Dad was in the kitchen preparing a snack. Dad was fixing it since as Mom is still weak and tired and they had just come home from her surgery. I should describe the house. It is built on a rock, as the pink, gray, white, and black of the Precambrian shield rises up out of the ground, a perfectly solid foundation. The second floor is a large bedroom, 16 x 24 feet, with an ensuite bathroom. The sliding glass doors look out over the lake. Or they could, if the overgrown trees were not there. The main floor is open concept. Perfect to call to someone, or bellow orders across the living room, dining room and into the kitchen. The woodstove, the main heat in the house, sits in the one mini-wall of the living room. Off the living room in the TV room, down the wee hall is a bathroom and what should have been a bedroom. Mom and Dad decided, since it was their retirement home that they do not need another bedroom and this is Dad ’s office, with sliding glass doors that go out to the driveway. The house is on a small lake in Bala, the self-proclaimed Cranberry Capital of Canada.

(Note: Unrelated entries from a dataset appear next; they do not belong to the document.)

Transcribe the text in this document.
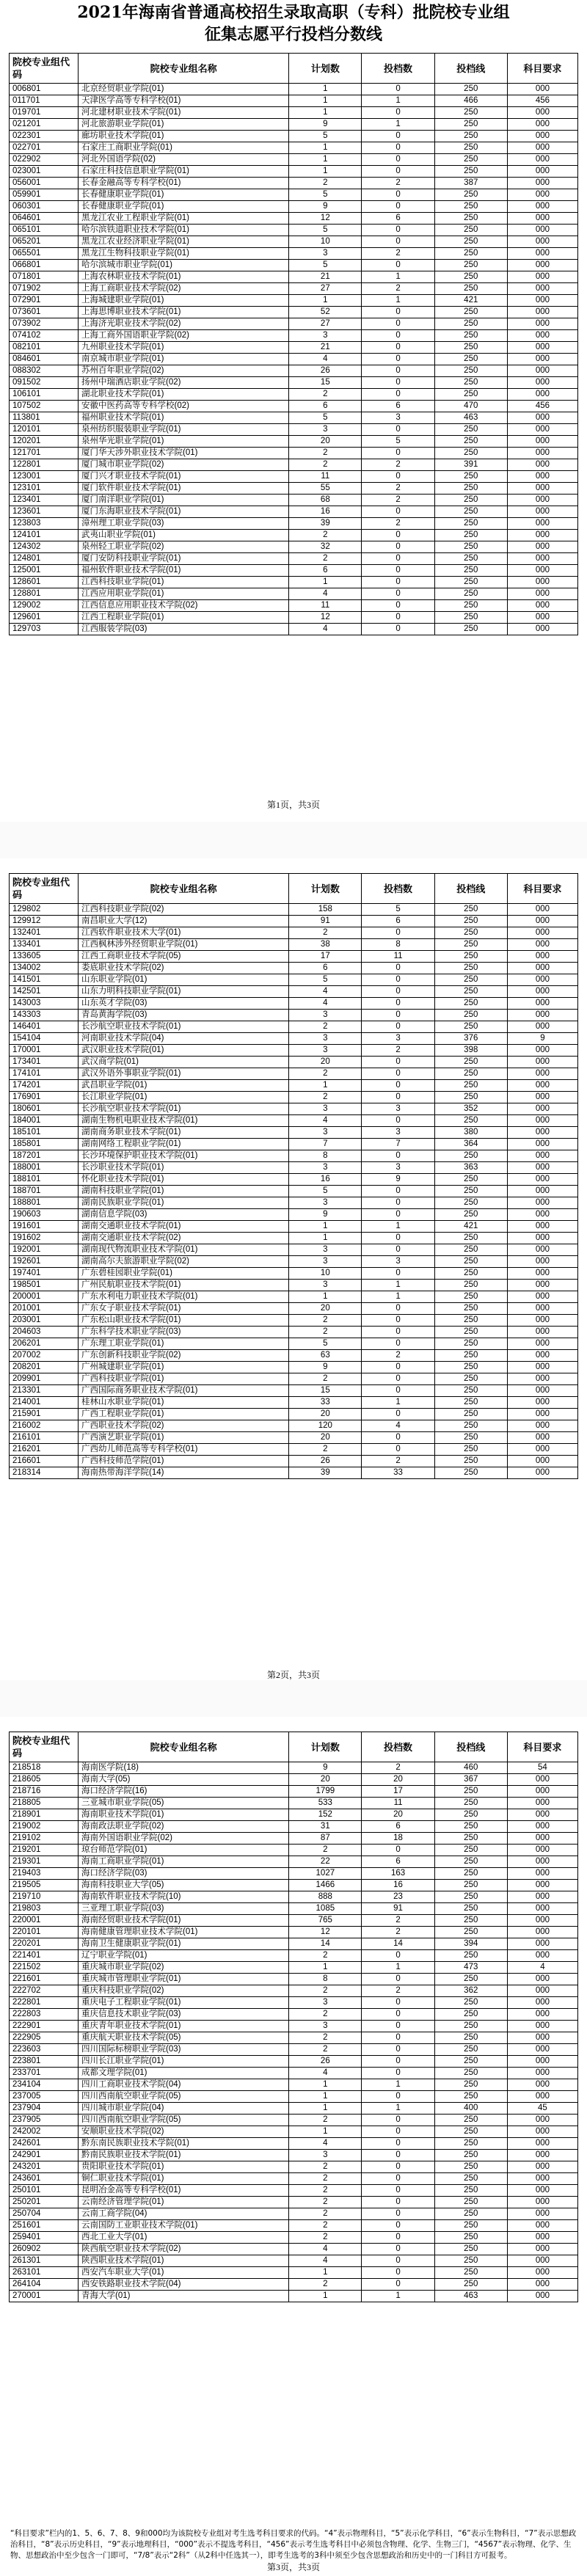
2021年海南省普通高校招生录取高职（专科）批院校专业组
征集志愿平行投档分数线
院校专业组代码	院校专业组名称	计划数	投档数	投档线	科目要求
006801	北京经贸职业学院(01)	1	0	250	000
011701	天津医学高等专科学校(01)	1	1	466	456
019701	河北建材职业技术学院(01)	1	0	250	000
021201	河北旅游职业学院(01)	9	1	250	000
022301	廊坊职业技术学院(01)	5	0	250	000
022701	石家庄工商职业学院(01)	1	0	250	000
022902	河北外国语学院(02)	1	0	250	000
023001	石家庄科技信息职业学院(01)	1	0	250	000
056001	长春金融高等专科学校(01)	2	2	387	000
059901	长春健康职业学院(01)	5	0	250	000
060301	长春健康职业学院(01)	9	0	250	000
064601	黑龙江农业工程职业学院(01)	12	6	250	000
065101	哈尔滨铁道职业技术学院(01)	5	0	250	000
065201	黑龙江农业经济职业学院(01)	10	0	250	000
065501	黑龙江生物科技职业学院(01)	3	2	250	000
066801	哈尔滨城市职业学院(01)	5	0	250	000
071801	上海农林职业技术学院(01)	21	1	250	000
071902	上海工商职业技术学院(02)	27	2	250	000
072901	上海城建职业学院(01)	1	1	421	000
073601	上海思博职业技术学院(01)	52	0	250	000
073902	上海济光职业技术学院(02)	27	0	250	000
074102	上海工商外国语职业学院(02)	3	0	250	000
082101	九州职业技术学院(01)	21	0	250	000
084601	南京城市职业学院(01)	4	0	250	000
088302	苏州百年职业学院(02)	26	0	250	000
091502	扬州中瑞酒店职业学院(02)	15	0	250	000
106101	湖北职业技术学院(01)	2	0	250	000
107502	安徽中医药高等专科学校(02)	6	6	470	456
113801	福州职业技术学院(01)	5	3	463	000
120101	泉州纺织服装职业学院(01)	3	0	250	000
120201	泉州华光职业学院(01)	20	5	250	000
121701	厦门华天涉外职业技术学院(01)	2	0	250	000
122801	厦门城市职业学院(02)	2	2	391	000
123001	厦门兴才职业技术学院(01)	11	0	250	000
123101	厦门软件职业技术学院(01)	55	2	250	000
123401	厦门南洋职业学院(01)	68	2	250	000
123601	厦门东海职业技术学院(01)	16	0	250	000
123803	漳州理工职业学院(03)	39	2	250	000
124101	武夷山职业学院(01)	2	0	250	000
124302	泉州轻工职业学院(02)	32	0	250	000
124801	厦门安防科技职业学院(01)	2	0	250	000
125001	福州软件职业技术学院(01)	6	0	250	000
128601	江西科技职业学院(01)	1	0	250	000
128801	江西应用职业学院(01)	4	0	250	000
129002	江西信息应用职业技术学院(02)	11	0	250	000
129601	江西工程职业学院(01)	12	0	250	000
129703	江西服装学院(03)	4	0	250	000
第1页，共3页
院校专业组代码	院校专业组名称	计划数	投档数	投档线	科目要求
129802	江西科技职业学院(02)	158	5	250	000
129912	南昌职业大学(12)	91	6	250	000
132401	江西软件职业技术大学(01)	2	0	250	000
133401	江西枫林涉外经贸职业学院(01)	38	8	250	000
133605	江西工商职业技术学院(05)	17	11	250	000
134002	娄底职业技术学院(02)	6	0	250	000
141501	山东职业学院(01)	5	0	250	000
142501	山东力明科技职业学院(01)	4	0	250	000
143003	山东英才学院(03)	4	0	250	000
143303	青岛黄海学院(03)	3	0	250	000
146401	长沙航空职业技术学院(01)	2	0	250	000
154104	河南职业技术学院(04)	3	3	376	9
170001	武汉职业技术学院(01)	3	2	398	000
173401	武汉商学院(01)	20	0	250	000
174101	武汉外语外事职业学院(01)	2	0	250	000
174201	武昌职业学院(01)	1	0	250	000
176901	长江职业学院(01)	2	0	250	000
180601	长沙航空职业技术学院(01)	3	3	352	000
184001	湖南生物机电职业技术学院(01)	4	0	250	000
185101	湖南商务职业技术学院(01)	3	3	380	000
185801	湖南网络工程职业学院(01)	7	7	364	000
187201	长沙环境保护职业技术学院(01)	8	0	250	000
188001	长沙职业技术学院(01)	3	3	363	000
188101	怀化职业技术学院(01)	16	9	250	000
188701	湖南科技职业学院(01)	5	0	250	000
188801	湖南民族职业学院(01)	3	0	250	000
190603	湖南信息学院(03)	9	0	250	000
191601	湖南交通职业技术学院(01)	1	1	421	000
191602	湖南交通职业技术学院(02)	1	0	250	000
192001	湖南现代物流职业技术学院(01)	3	0	250	000
192601	湖南高尔夫旅游职业学院(02)	3	3	250	000
197401	广东碧桂园职业学院(01)	10	0	250	000
198501	广州民航职业技术学院(01)	3	1	250	000
200001	广东水利电力职业技术学院(01)	1	1	250	000
201001	广东女子职业技术学院(01)	20	0	250	000
203001	广东松山职业技术学院(01)	2	0	250	000
204603	广东科学技术职业学院(03)	2	0	250	000
206201	广东理工职业学院(01)	5	0	250	000
207002	广东创新科技职业学院(02)	63	2	250	000
208201	广州城建职业学院(01)	9	0	250	000
209901	广西科技职业学院(01)	2	0	250	000
213301	广西国际商务职业技术学院(01)	15	0	250	000
214001	桂林山水职业学院(01)	33	1	250	000
215901	广西工程职业学院(01)	20	0	250	000
216002	广西职业技术学院(02)	120	4	250	000
216101	广西演艺职业学院(01)	20	0	250	000
216201	广西幼儿师范高等专科学校(01)	2	0	250	000
216601	广西科技师范学院(01)	26	2	250	000
218314	海南热带海洋学院(14)	39	33	250	000
第2页，共3页
院校专业组代码	院校专业组名称	计划数	投档数	投档线	科目要求
218518	海南医学院(18)	9	2	460	54
218605	海南大学(05)	20	20	367	000
218716	海口经济学院(16)	1799	17	250	000
218805	三亚城市职业学院(05)	533	11	250	000
218901	海南职业技术学院(01)	152	20	250	000
219002	海南政法职业学院(02)	31	6	250	000
219102	海南外国语职业学院(02)	87	18	250	000
219201	琼台师范学院(01)	2	0	250	000
219301	海南工商职业学院(01)	22	6	250	000
219403	海口经济学院(03)	1027	163	250	000
219505	海南科技职业大学(05)	1466	16	250	000
219710	海南软件职业技术学院(10)	888	23	250	000
219803	三亚理工职业学院(03)	1085	91	250	000
220001	海南经贸职业技术学院(01)	765	2	250	000
220101	海南健康管理职业技术学院(01)	12	2	250	000
220201	海南卫生健康职业学院(01)	14	14	394	000
221401	辽宁职业学院(01)	2	0	250	000
221502	重庆城市职业学院(02)	1	1	473	4
221601	重庆城市管理职业学院(01)	8	0	250	000
222702	重庆科技职业学院(02)	2	2	362	000
222801	重庆电子工程职业学院(01)	3	0	250	000
222803	重庆信息技术职业学院(03)	2	0	250	000
222901	重庆青年职业技术学院(01)	3	0	250	000
222905	重庆航天职业技术学院(05)	2	0	250	000
223603	四川国际标榜职业学院(03)	2	0	250	000
223801	四川长江职业学院(01)	26	0	250	000
233701	成都文理学院(01)	4	0	250	000
234104	四川工商职业技术学院(04)	1	1	250	000
237005	四川西南航空职业学院(05)	1	0	250	000
237904	四川城市职业学院(04)	1	1	400	45
237905	四川西南航空职业学院(05)	2	0	250	000
242002	安顺职业技术学院(02)	1	0	250	000
242601	黔东南民族职业技术学院(01)	4	0	250	000
242901	黔南民族职业技术学院(01)	3	0	250	000
243201	贵阳职业技术学院(01)	2	0	250	000
243601	铜仁职业技术学院(01)	2	0	250	000
250101	昆明冶金高等专科学校(01)	2	0	250	000
250201	云南经济管理学院(01)	2	0	250	000
250704	云南工商学院(04)	2	0	250	000
251601	云南国防工业职业技术学院(01)	2	0	250	000
259401	西北工业大学(01)	2	0	250	000
260902	陕西航空职业技术学院(02)	4	0	250	000
261301	陕西职业技术学院(01)	4	0	250	000
263101	西安汽车职业大学(01)	1	0	250	000
264104	西安铁路职业技术学院(04)	2	0	250	000
270001	青海大学(01)	1	1	463	000
“科目要求”栏内的1、5、6、7、8、9和000均为该院校专业组对考生选考科目要求的代码。“4”表示物理科目，“5”表示化学科目，“6”表示生物科目，“7”表示思想政治科目，“8”表示历史科目，“9”表示地理科目，“000”表示不提选考科目，“456”表示考生选考科目中必须包含物理、化学、生物三门，“4567”表示物理、化学、生物、思想政治中至少包含一门即可，“7/8”表示“2科”（从2科中任选其一），即考生选考的3科中须至少包含思想政治和历史中的一门科目方可报考。
第3页，共3页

Mom rested on the couch on the main floor, as she was unable to make her way up the steep stairs to her bedroom. She was sore and was told to limit her activity- as if that would stop her! Her incisions became infected and she needed antibiotics later. Dad had his seizure in the kitchen, falling to the floor on the hard linoleum. Mom phoned 911 and the ambulance attendants had to wend their way into the house through the office, a back door, the only doorway with decent enough access. They would come to use that doorway a lot! I cannot imagine the stress and fear she faced.
Dad went by ambulance to the hospital in Bracebridge. Mom stayed alone at the house. They decide that tests are warranted, including an MRI and a Catscan. She told me, “I know in that instant that our lives will never be the same again.” If only she will come to understand this and make changes. Mom is still recovering from her surgery. She has to ensure that her stitches do not become infected, She has sitz baths, and uses the blow dryer after every visit to the toilet, and must continue this perineal care for months. Even so, she contracts an infection and requires antibiotics. Thankfully the homecare nurse helps her. They only qualify for a few nursing hours a day at home. I did not realize how much they needed help at the time. Neighbours began to pitch in.